Police in Manhattan have arrested and charged Nicholas Truglia, 21, with 21 counts of felony crimes related to hacks he allegedly conducted against 6 individuals, including a $1 million USD theft of cryptocurrencies from Silicon Valley executive Robert Ross.
According to the New York Post, Truglia is presently being held at the Manhattan Detention Complex awaiting extradition to Santa Clara, California, where he will answer to charges of grand theft, altering or damaging computer data with the intent to defraud and using personal information without authorization.

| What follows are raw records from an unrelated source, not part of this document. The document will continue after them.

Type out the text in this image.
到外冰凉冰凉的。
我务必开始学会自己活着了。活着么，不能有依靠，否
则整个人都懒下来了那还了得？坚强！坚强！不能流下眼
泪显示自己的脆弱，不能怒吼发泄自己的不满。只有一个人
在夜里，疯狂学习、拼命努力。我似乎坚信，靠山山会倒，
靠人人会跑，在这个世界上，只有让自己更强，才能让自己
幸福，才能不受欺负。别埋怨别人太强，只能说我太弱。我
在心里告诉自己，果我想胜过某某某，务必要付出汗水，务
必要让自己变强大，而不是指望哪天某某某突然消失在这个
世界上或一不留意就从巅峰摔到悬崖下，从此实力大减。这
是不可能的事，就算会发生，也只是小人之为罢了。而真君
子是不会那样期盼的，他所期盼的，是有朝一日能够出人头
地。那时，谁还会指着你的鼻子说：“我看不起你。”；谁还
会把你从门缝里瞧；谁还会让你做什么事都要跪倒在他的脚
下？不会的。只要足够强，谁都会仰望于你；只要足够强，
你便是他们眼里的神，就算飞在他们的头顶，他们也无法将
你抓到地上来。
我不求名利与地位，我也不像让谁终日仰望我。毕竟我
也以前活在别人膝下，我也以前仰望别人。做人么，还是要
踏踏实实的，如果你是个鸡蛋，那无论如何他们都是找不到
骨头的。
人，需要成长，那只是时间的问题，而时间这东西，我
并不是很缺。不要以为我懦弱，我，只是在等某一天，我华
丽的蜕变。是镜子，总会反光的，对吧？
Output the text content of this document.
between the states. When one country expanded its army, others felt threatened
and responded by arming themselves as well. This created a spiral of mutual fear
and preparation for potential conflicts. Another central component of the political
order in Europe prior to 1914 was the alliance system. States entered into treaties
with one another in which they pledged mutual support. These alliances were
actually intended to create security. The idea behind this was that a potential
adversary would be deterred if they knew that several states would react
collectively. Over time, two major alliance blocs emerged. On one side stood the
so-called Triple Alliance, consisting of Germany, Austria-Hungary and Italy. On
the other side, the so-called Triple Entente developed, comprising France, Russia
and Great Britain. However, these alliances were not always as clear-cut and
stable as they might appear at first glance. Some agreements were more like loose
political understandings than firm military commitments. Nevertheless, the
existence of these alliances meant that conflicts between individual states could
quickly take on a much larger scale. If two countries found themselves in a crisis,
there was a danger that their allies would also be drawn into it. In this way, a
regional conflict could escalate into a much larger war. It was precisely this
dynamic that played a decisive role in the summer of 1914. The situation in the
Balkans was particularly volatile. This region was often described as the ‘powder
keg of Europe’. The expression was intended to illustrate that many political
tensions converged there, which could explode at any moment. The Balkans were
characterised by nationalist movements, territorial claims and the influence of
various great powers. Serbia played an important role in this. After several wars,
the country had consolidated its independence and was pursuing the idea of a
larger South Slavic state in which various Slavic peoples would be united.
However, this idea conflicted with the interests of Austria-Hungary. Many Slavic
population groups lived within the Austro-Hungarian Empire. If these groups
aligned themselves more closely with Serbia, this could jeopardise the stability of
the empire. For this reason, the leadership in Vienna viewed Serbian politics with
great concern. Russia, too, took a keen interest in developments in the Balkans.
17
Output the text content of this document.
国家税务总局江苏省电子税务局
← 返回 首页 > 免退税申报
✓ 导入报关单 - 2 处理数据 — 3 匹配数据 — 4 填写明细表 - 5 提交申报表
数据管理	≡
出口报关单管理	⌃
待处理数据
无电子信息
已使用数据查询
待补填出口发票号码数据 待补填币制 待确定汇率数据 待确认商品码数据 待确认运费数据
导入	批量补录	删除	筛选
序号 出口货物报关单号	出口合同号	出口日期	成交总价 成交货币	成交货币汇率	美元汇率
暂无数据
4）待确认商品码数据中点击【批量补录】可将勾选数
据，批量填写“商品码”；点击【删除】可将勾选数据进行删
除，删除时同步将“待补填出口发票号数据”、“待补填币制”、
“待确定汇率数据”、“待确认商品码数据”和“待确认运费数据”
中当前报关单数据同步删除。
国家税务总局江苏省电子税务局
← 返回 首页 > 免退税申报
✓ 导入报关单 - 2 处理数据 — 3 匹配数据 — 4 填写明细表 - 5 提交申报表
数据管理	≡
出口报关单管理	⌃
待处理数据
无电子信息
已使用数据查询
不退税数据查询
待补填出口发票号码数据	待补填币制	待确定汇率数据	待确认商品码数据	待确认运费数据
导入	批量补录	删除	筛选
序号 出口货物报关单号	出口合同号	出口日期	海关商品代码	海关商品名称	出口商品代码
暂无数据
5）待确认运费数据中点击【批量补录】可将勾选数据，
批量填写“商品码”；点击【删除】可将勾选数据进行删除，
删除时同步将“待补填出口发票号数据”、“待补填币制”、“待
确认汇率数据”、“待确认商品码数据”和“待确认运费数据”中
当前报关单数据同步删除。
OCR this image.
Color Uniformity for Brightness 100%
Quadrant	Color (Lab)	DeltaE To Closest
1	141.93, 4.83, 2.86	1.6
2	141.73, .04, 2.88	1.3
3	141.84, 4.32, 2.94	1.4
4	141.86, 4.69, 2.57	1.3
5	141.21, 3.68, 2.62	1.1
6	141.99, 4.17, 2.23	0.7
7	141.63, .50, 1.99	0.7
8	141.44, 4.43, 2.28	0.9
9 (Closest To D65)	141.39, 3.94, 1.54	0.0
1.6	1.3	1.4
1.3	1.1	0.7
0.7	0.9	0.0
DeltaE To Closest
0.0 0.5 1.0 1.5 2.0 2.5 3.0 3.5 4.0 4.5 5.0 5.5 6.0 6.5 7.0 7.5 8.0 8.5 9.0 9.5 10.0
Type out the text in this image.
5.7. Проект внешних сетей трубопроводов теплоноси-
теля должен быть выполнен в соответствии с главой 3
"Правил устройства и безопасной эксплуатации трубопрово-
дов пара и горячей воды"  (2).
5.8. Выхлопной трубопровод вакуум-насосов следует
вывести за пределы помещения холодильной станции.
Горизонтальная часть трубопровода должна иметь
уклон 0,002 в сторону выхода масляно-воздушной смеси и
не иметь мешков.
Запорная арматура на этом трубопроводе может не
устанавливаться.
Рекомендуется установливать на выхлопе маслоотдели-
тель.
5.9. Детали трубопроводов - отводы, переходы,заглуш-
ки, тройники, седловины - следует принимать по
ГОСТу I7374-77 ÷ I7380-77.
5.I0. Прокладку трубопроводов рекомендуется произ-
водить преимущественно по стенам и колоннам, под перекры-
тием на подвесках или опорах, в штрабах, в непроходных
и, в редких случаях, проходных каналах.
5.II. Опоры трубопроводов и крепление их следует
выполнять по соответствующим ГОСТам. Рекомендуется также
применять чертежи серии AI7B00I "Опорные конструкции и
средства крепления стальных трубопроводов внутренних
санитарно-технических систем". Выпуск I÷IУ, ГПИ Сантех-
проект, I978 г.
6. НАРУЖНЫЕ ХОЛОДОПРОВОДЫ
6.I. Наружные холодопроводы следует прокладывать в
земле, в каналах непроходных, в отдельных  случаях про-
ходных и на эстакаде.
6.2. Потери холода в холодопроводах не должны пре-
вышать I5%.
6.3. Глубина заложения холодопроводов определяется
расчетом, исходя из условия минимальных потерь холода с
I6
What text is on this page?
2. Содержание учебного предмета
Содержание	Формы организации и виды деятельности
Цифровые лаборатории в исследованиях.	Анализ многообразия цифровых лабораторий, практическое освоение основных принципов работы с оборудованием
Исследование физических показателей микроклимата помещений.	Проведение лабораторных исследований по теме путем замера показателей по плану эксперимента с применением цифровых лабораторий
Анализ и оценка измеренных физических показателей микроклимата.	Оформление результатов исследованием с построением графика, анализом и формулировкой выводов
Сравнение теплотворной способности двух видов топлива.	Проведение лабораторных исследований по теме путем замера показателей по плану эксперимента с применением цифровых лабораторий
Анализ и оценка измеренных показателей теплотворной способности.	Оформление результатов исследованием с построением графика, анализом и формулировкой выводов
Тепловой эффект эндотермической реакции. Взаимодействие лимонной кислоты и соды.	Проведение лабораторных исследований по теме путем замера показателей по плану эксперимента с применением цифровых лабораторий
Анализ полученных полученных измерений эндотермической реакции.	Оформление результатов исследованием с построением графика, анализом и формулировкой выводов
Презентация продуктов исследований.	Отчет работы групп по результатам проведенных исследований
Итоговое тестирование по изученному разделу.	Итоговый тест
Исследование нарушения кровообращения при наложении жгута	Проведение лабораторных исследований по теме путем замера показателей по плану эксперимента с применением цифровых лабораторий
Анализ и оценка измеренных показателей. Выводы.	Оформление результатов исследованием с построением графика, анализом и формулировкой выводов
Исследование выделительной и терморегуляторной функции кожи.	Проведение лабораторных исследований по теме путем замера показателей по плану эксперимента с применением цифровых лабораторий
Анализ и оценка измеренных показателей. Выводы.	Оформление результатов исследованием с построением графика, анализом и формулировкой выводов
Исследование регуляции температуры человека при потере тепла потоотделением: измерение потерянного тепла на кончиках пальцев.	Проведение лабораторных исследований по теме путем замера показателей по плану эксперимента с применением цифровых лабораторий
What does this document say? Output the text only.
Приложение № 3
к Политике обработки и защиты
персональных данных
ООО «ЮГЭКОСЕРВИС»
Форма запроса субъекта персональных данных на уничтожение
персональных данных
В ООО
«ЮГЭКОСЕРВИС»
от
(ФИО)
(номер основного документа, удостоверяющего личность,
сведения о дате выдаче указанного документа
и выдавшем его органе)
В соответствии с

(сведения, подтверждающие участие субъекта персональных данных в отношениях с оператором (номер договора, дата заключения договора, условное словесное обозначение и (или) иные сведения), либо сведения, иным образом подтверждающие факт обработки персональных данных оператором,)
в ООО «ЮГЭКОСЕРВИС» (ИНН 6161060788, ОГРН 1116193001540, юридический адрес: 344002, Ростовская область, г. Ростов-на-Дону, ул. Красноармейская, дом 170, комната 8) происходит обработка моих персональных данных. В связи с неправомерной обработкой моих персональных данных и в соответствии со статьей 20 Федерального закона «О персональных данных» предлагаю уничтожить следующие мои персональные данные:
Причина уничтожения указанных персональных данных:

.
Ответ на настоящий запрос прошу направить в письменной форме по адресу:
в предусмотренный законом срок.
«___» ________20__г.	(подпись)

According to police, Robert Ross’s phone suddenly went dark on October 26th after which thieves robbed $500 000 of Ross’s cryptocurrency from a Gemini account and another $500 000 from a Coinbase account.
Ross said the stolen funds included his two daughters’ college fund and his entire life savings.
SIM-swap attacks have become so popular that the Santa Clara-based REACT Task Force, a California law enforcement unit dedicated to fighting cybercrime, recently told Krebs on Security that it is focussing most of its attention on this type of scam.
In a SIM-swap attack, a hacker convinces a telecom employee to port a victim’s cellphone information to their own “burner” phone so they can access any password or identifying data on the phone that might help them advance a theft, including a victim’s two-factor authentication app.
Members of REACT reportedly flew to New York on November 14th to aid in the arrest of Truglia.
“The takeaway here to the hackers is, ‘We don’t care where you’re located, we are a task force based in Silicon Valley, and our reach is nationwide,” deputy DA Erin West of Santa Clara Superior Court told The Post.
Previously, it was thought that hackers were impersonating victims and asking telecom employees to activate a new phone after a previous phone had been “lost.”
But a notable revelation unearthed in the Krebs investigation is that REACT members now believe many SIM-swap hacks are being aided by cooperating telecom employees with full knowledge of the hack.
Also targeted by Truglia, though unsuccessfully, were Saswata Basu, CEO of 0Chain; Myles Danielsen, VP at Hall Capital Partners, and Gabrielle Katsnelson, the co-founder of SMBX.
Police believe Truglia was acting with a “crew” of others in a spate of hacks that began October 8th.
Photos of Truglia published by The Daily Mail show him living large on a private jet and with friends at a nightclub.
Police arrested Truglia at his reportedly posh Manhattan apartment on 42nd street, where they found a hardware-wallet device, very similar to a thumb drive, that Truglia was allegedly using to store $300 000 in stolen funds.